In very similar vanes as 7.5 [reporting] fails randomly and Kibana Reporting -csv download fails frequently with error 'Unable to generate report Max attempts reached (3)' we're currently unable to do CSV exporting most of the time.
We're on kibana 7.13.4 with Elasticsearch 7.13.3.
Outside of server.port, server.host and the Elasticsearch connectivity options our entire kibana.yml is;
monitoring.ui.ccs.enabled: false
xpack.encryptedSavedObjects.encryptionKey: aijeeb8eiYoongo7ooy1uquah3aiz1ha
xpack.reporting.csv.maxSizeBytes: 512mb
xpack.reporting.encryptionKey: aijeeb8eiYoongo7ooy1uquah3aiz1ha
xpack.reporting.queue.timeout: 15m
xpack.security.encryptionKey: aijeeb8eiYoongo7ooy1uquah3aiz1ha
We do have kibana load balanced across multiple machines. No docker.
All have exactly the same configuration.
In the kibana log we get things like this.
kvtt491u0ekd2fccc5714yfm - _claimPendingJobs encountered a version conflict on updating pending job kvtt5lzq0ekd2fccc5e41dfi: ResponseError: version_conflict_engine_exception
at onBody (/usr/share/kibana/node_modules/@elastic/elasticsearch/lib/Transport.js:337:23)
at IncomingMessage.onEnd (/usr/share/kibana/node_modules/@elastic/elasticsearch/lib/Transport.js:264:11)
at IncomingMessage.emit (events.js:387:35)
at endReadableNT (internal/streams/readable.js:1317:12)
at processTicksAndRejections (internal/process/task_queues.js:82:21)
sometimes kibana logs a HTTP 409 from Elasticsearch.
All the kibana instances log exactly the same _claimPendingJobs error each time a report fails.
On the kibana reporting page we get told
Error: Failed to decrypt report job data. Please ensure that xpack.reporting.encryptionKey is set and re-generate this report. Error: Unsupported state or unable to authenticate data
or
Max attempts reached (3)
I've been ramping xpack.reporting.queue.timeout
up based on Kibana Reporting -csv download fails frequently with error 'Unable to generate report Max attempts reached (3)' but the report is failing long before the timeout is exceeded.
As in all 3 attempts fail within 2 or 3 minutes for large reports, or seconds for tiny reports.
http.max_content_length
for Elasticsearch is 576mb.
To begin with we didn't have xpack.reporting.encryptionKey
set. I don't know if that matters.
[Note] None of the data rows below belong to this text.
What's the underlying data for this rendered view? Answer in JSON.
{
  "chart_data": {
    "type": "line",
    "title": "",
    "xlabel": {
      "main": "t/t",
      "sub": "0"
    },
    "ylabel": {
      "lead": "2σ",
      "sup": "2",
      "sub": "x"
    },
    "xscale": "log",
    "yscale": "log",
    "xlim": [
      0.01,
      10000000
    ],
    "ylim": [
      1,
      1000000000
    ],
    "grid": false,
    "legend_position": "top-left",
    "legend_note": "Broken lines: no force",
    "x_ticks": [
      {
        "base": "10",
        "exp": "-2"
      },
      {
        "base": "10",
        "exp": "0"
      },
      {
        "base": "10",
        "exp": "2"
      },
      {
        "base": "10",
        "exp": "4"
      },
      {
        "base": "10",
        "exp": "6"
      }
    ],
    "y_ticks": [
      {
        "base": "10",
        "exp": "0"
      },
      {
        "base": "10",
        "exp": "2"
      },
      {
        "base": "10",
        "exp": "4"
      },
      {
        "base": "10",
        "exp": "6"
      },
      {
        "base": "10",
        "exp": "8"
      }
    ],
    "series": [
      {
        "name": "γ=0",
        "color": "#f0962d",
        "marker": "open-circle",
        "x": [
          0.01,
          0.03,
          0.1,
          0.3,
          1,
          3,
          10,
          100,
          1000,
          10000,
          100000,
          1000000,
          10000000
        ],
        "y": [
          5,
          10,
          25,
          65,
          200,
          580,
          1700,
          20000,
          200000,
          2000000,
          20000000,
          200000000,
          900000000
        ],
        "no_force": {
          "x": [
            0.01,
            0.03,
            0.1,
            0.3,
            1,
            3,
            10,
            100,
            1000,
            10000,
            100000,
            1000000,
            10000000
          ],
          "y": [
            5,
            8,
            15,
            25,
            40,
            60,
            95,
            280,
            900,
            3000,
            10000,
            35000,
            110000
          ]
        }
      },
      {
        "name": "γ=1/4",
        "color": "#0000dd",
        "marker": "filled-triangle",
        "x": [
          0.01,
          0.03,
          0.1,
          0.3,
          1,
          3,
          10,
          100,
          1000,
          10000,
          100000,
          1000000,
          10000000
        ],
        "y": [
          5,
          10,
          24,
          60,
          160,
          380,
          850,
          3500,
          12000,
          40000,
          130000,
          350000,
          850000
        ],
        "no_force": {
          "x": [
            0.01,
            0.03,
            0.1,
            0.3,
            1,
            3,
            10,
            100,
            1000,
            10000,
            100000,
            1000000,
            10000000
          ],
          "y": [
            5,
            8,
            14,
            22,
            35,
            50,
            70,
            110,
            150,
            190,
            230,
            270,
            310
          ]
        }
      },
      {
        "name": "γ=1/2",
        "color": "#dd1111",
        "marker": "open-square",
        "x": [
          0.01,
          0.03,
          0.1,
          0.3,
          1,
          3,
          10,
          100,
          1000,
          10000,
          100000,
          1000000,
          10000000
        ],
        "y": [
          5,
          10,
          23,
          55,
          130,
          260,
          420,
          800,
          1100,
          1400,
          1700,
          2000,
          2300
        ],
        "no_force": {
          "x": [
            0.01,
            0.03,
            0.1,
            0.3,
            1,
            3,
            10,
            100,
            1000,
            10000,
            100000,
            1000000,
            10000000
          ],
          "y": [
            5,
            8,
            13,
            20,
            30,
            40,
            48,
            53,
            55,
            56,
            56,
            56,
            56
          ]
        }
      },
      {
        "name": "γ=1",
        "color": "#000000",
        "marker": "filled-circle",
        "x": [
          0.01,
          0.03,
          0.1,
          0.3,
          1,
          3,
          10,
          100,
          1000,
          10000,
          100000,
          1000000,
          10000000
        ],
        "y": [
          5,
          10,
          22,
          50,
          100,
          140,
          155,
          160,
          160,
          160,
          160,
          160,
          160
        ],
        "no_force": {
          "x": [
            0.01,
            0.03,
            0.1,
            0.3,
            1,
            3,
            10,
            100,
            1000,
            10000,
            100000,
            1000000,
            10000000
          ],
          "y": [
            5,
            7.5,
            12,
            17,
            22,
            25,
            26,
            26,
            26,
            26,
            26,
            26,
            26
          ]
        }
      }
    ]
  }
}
Maybe there is some data structure somewhere that doesn't get updated?
The exports are both large and tiny.
I've managed to get exports of 3.3mb, 33mb, and one at 65mb. Any longer time frames than those and it fails every time, sometimes the report will fail at the 33mb or 65mb size time frames too.
I've also managed to have exports containing just 13 rows (of a timestamp and the single character "-" due to a failure on my part) fail, but then immediate afterwards work fine (it was 465 bytes long).